それどころか、壁の向こうにさらに壁がある。
二重、三重、四重……。
数えきれないほどの防壁が、幾重にも重なっている。なんという強固なセキュリティだ。一つのプロテクトを解析するだけでも、一流の魔法士が何十、何百人と必要だろう。しかも、数百年単位で取り組んでようやく突破できるかどうか。
そんなプロテクトを、魔王は一瞬で構築した。十重、二十重……いや、もっとかもしれない。
これでは、魔王を百パーセント解析するのは不可能だ。
歯噛みする。
先ほどの魂の解析は、魔王が油断していたから成功した。もう二度目はない。魔王は私の能力を警戒している。
魔王の対応力が異常だ。一度見せた能力を即座に分析し、完璧な対策を講じる。
それが魔王の恐ろしさ。
だけど、諦めるわけにはいかない。
完全な解析ができないなら、別の方法を考える。
勝利への道筋を見つけるため、最悪分の悪い賭けに出なければならない。能力の全容がわからないなら、戦いの中で見極めるしかない。

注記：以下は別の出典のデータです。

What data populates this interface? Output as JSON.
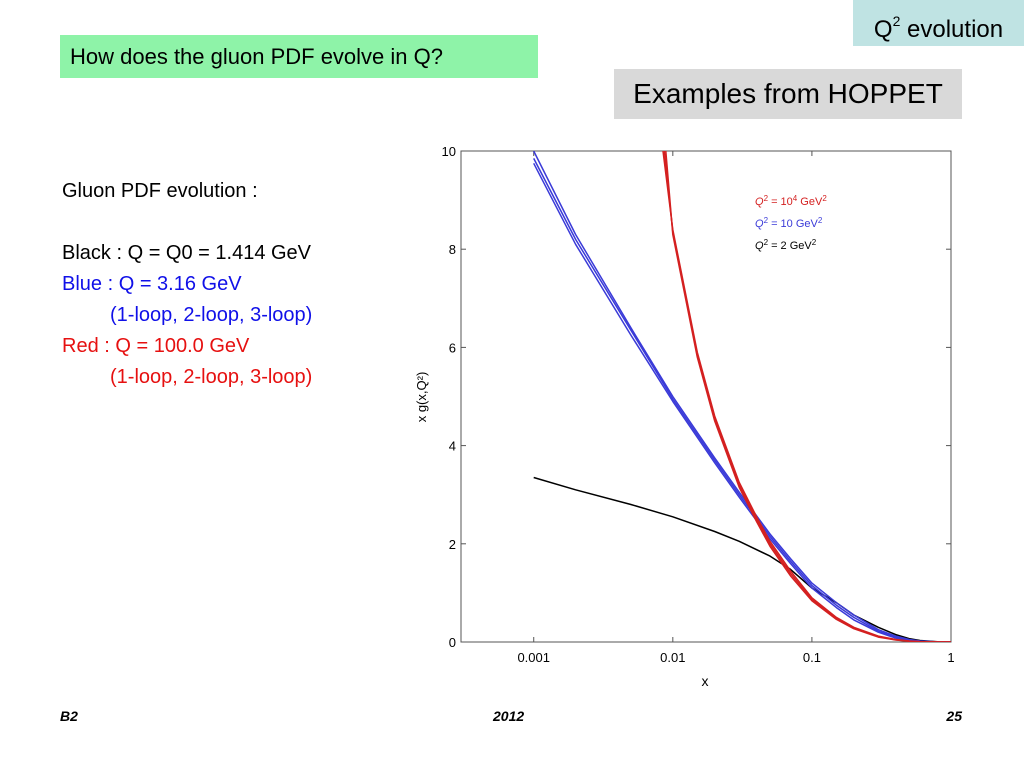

「必死だな。とはいえ呼吸の乱れなく、動きの精彩も保っている。余の威圧にも屈しない心地よい覇気だ。素晴らしいぞ、ミレス」
私の名を!
ティレアさんの声を使って私の名を呼ぶ。
いらつく。
どこまでも私の心をかき乱す外道め!
「ミレスよ。このまま殺すにはあまりに惜しい。どうだ。余に仕えぬか?」
「本気で言ってるの?」
「あぁ、六魔将を倒す者などそうそうおらん。貴様は、人間種のせいか身体、魔力ともに貧弱ではある。だが、それを補ってあまるほどの英知と技を持っている。余の見立てでは、貴様はヒドラーとでさえ、五分に渡り合える力を持っているな」
「魔族でも名高いヒドラーと同じに見立ててくれるなんて、光栄ね」
「くっく、これも気持ちが籠っておらんな」
魔王は笑う。
どこまでも余裕たっぷりな様子だ。
「……こんな無駄な問答をいつまでやる気?」
「まぁ、怒るな。これも上に立つ者としての宿命だ。気に入った人材がいれば、収集したくなる」
「部下をボロ雑巾のように捨てたあなたが?」
「必要に迫られたからだ。別に、憎くてやったわけではない。気にいってたさ。だから、高い地位につかせてやった。奴が喜びそうな言葉もかけてやった。余は寛大な王なのだ」
魔王は、仰々しく唄うように語る。
そこに、部下を殺した負い目は欠片もない。
どこまでも自分本位なクズだ。
「そう。あまりにゲスくて反吐が出る。アンタに仕えるぐらいなら便所のネズミに仕えたほうがマシね」
「そうか。残念だ。惜しい人材だが、余に刃向かう者は、生かしておけぬ!」
絶望的な死の波動が周囲を覆う。
ビリビリとした空気の中、視界から魔王の姿が消えた。